With just 24 hours to go for yet another India-New Zealand semi-final, it is time to go back to a conversation I had with Virat Kohli sometime after India had lost the World Cup semi-final in Manchester in July 2019. He had been dismissed for one by an incoming Trent Boult delivery, a ball that television replays showed was clipping the top of the stump. The decision could have gone either way, and it was unfortunate for Kohli and India that the umpire’s dreaded finger had gone up.
“Honestly, when we went to the World Cup, I had this very strong feeling in my heart that the team would need me in some game and it would be a chase, and I swear I had this feeling so strong that I am going to come not out at the end of the game and take India through that rough phase,” he told me. “And I really felt strongly that was the game.

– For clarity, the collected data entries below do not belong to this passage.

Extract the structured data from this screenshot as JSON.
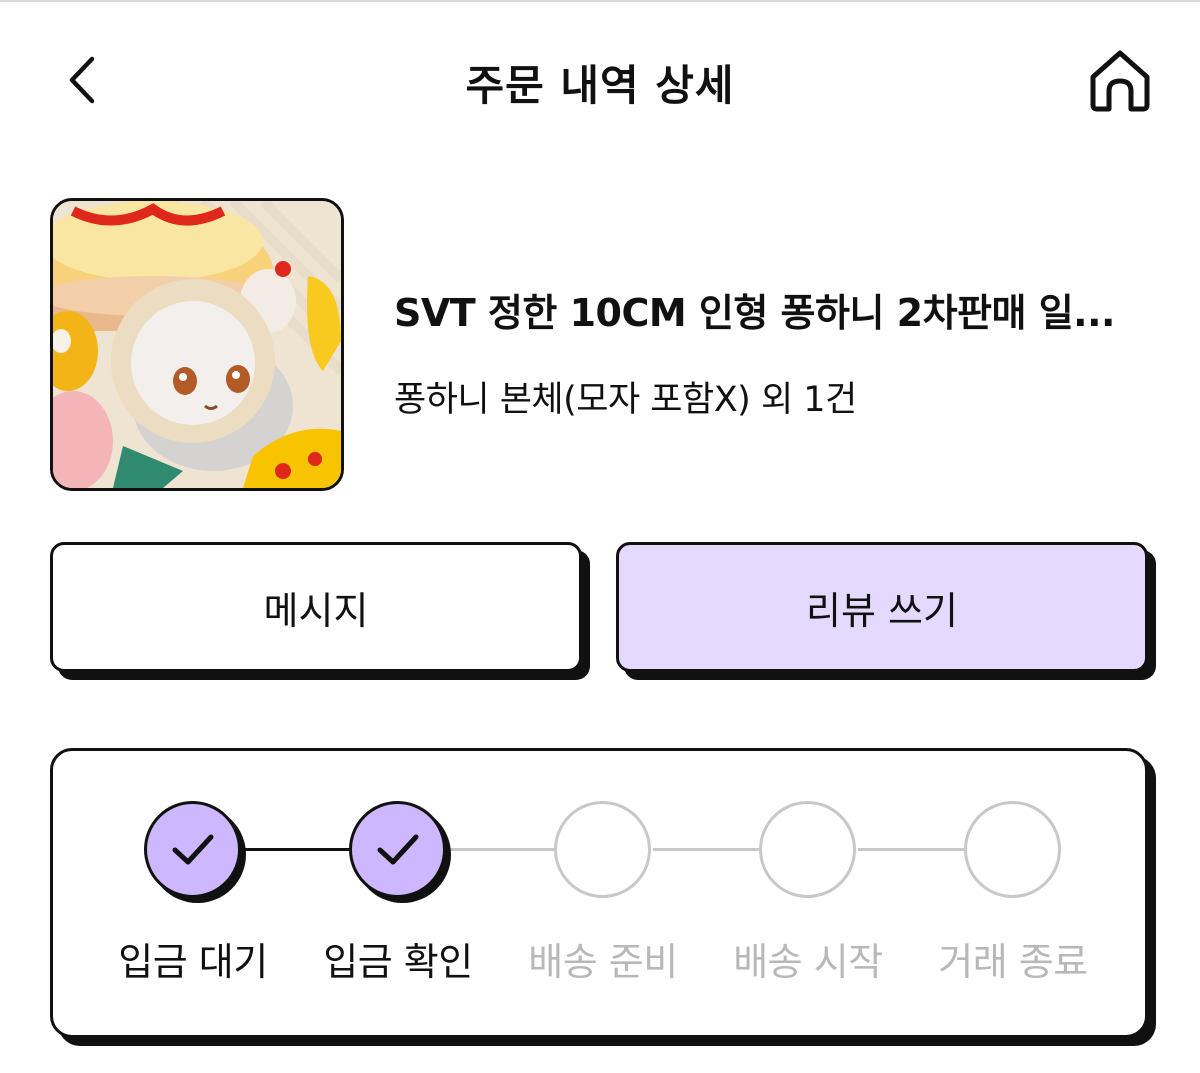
{
  "header": {
    "title": "주문 내역 상세"
  },
  "product": {
    "name": "SVT 정한 10CM 인형 퐁하니 2차판매 일...",
    "option": "퐁하니 본체(모자 포함X) 외 1건"
  },
  "actions": {
    "message_label": "메시지",
    "review_label": "리뷰 쓰기"
  },
  "progress": {
    "steps": [
      {
        "label": "입금 대기",
        "done": true
      },
      {
        "label": "입금 확인",
        "done": true
      },
      {
        "label": "배송 준비",
        "done": false
      },
      {
        "label": "배송 시작",
        "done": false
      },
      {
        "label": "거래 종료",
        "done": false
      }
    ]
  },
  "colors": {
    "accent": "#cdb8ff",
    "review_button_bg": "#e5d9ff",
    "inactive": "#c8c8c8",
    "inactive_text": "#b8b8b8",
    "ink": "#111111"
  },
  "icons": {
    "back": "chevron-left-icon",
    "home": "home-icon",
    "step_done": "check-icon"
  }
}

When I walked out to bat, I knew this is the game, but maybe that was my ego talking because how can you predict something like that? You can only have a strong feeling, or maybe it was a strong desire of mine. But it did not turn out that way. My dismissal was really disappointing for me. This wasn’t because I hadn’t scored. It was because I had failed to contribute to the team and we had lost a match that we should have won.”
Kohli, who by his own admission hates losing, had a rather interesting take on dealing with failure. “It is not easy,” he said. “If you ask me if I get affected by failure, I do. Everyone does. I am human at the end of the day. It is difficult to process failure on the big stage. But you have to understand that I totally believe in the fact that what’s meant for you will happen. Success and failure are a part of everything that we do in life. Whether it is sport or daily life, it is the truth of life and you need to be able to accept both with grace. That’s the thing I have learnt. You can’t say I am the king of the world when you succeed, or we are invincible now, and when you fail, beat yourself down so much that you can’t wake up again. In fact, failure is a great way to analyse what went wrong and to improve on those things. Cricket is all about that. Life is all about that. Making a mistake and having the courage and clarity to say, ‘Ok, I have made a mistake’, is what is most important. I am not going to be egoistic about it. Rather, I will rectify the mistake and walk forward.”
While I was listening to Kohli during the interview mentioned above, my sub-conscious was also trying to notice his body movements. There was a silent resoluteness about him when he spoke about the World Cup defeat. Make no mistake, it still hurts him. A proud sportsman, Kohli is determined and committed to winning a world title, and will leave no stone unturned over the next five days. With a bowling attack that can now win India games anywhere in the world, he knows this team has the ammunition to mount a real challenge for the title on home ground. And the key to that consistency is the fitness he has now made second nature for himself and for most of his teammates. For him, it is a mission. “Soon after I made fitness a mission, I could sense the changes and realised this was the way forward,” he said. “I could bat for longer periods and field with intensity without getting tired. As high-performance sportsmen and women, this is the global fitness standard that we needed to aspire to.”
Sport always gives you a second chance. In Melbourne last year, Kohli used it to play perhaps the best shot ever seen in Twenty20 cricket history. Under pressure, it was a stroke of real genius. And by doing so, he scripted an Indian win that generations will talk about.
This semi-final is yet another opportunity. He has 594 runs to his name already this World Cup. That includes two hundreds touched by pure genius. But then, he will know the job isn’t done yet, and will be keen to go out in Mumbai and make amends for 2019. As Abhinav Bindra says, “Yes, there will be pressure. It will hurt you. But it won’t kill you. And it will also go away”. No one knows this more than Kohli. He will surely try and live in the present, soak up the pressure and try and fulfil his dream of taking India over the line. As cricket’s most-loved devotee, there is every reason to believe he can.